An alternative therapeutic option in patients with a long-term history of unsuccessful response to conservative therapy is ionizing radiation.[42] Eosinophilic pustular folliculitis may respond to treatment with indomethacin,[43] topical tacrolimus,[44, 45] pimecrolimus,[46] or transdermal nicotine patches.[47] Indomethacin may exert its therapeutic effect via reducing CRTH2 (chemoattractant receptor homologous molecule expressed on Th2 cells) expression, as well as by inhibiting prostaglandin D2 synthesis.[48, 49] Additionally, one case report suggests that treatment with intravenous interferon gamma followed by oral ciclosporin may yield longer-lasting benefit by correcting an aberrant T-helper-2–type immune response implicated in the pathogenesis of this dermatosis.[50] Treatment with oral cyclosporine might successfully control eosinophilic pustular folliculitis refractory to indomethacin by suppressing mRNA expression of Th2 cytokines (interleukins 4 and 13) in peripheral blood mononuclear cells.[51] An isotretinoin-loaded invasomal gel may beneficially target pilosebaceous follicular units in some patients to treat this disorder.[52]
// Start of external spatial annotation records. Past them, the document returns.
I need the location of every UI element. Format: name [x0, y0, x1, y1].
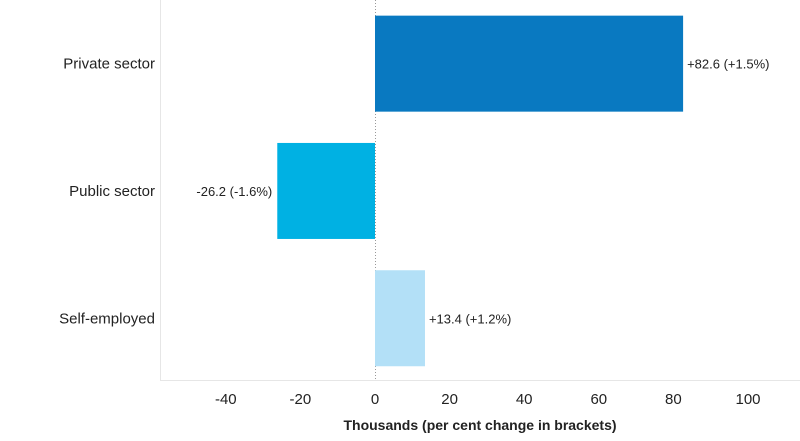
- x-tick-label: -40: [215, 391, 237, 408]
- x-axis-title: Thousands (per cent change in brackets): [343, 417, 616, 433]
- bar-private-sector: [375, 15, 684, 112]
- x-tick-label: 40: [516, 391, 533, 408]
- x-tick-label: 100: [735, 391, 760, 408]
- labels: -40 -20 0 20 40 60 80 100 Private sector +82.6 (+…: [59, 56, 769, 408]
- x-tick-label: 0: [371, 391, 379, 408]
- x-tick-label: 60: [590, 391, 607, 408]
- category-label: Self-employed: [59, 310, 155, 327]
- data-label: +82.6 (+1.5%): [687, 57, 769, 72]
- category-label: Private sector: [63, 56, 155, 73]
- x-tick-label: -20: [290, 391, 312, 408]
- data-label: -26.2 (-1.6%): [196, 184, 272, 199]
- bar-public-sector: [277, 142, 375, 239]
- x-tick-label: 80: [665, 391, 682, 408]
- data-label: +13.4 (+1.2%): [429, 311, 511, 326]
- bar-self-employed: [375, 270, 425, 367]
- bars: [277, 15, 684, 367]
- x-tick-label: 20: [441, 391, 458, 408]
- category-label: Public sector: [69, 183, 155, 200]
Clinical Context: Indomethacin is a potent inhibitor of cyclooxygenase, which may decrease the local production of arachidonic acid derived chemotactic factors for eosinophils present in sebum (eg, 12-L-hydroxy-5,8,10-heptadecatrienoic acid and/or prostaglandin).
These agents inhibit inflammatory reactions and pain by decreasing activity of cyclooxygenase, which results in a decrease of prostaglandin synthesis. Indomethacin may exert its therapeutic effect via reducing CRTH2 (chemoattractant receptor homologous molecule expressed on Th2 cells) expression, as well as by inhibiting prostaglandin D2 synthesis.
Clinical Context: Permethrin acts on the nerve cell membrane to disrupt sodium channel current by which the polarization of the membrane is regulated. Delayed repolarization and paralysis of pests are the result.
These agents might be useful in some HIV-associated cases of eosinophilic pustular folliculitis in which the commensal hair follicle mite, Demodex, might be a triggering antigen; however, lesions reappear with discontinuation of treatment.
Clinical Context: Cyproheptadine is used for the symptomatic relief of allergic symptoms caused by histamine released in response to allergens and skin manifestations.
Clinical Context: Hydroxyzine antagonizes H1 receptors in the periphery. It may suppress histamine activity in subcortical region of the CNS.
These agents may alleviate itching in some HIV-associated cases of eosinophilic pustular folliculitis. Sedating forms may be more effective (especially for nocturnal pruritus).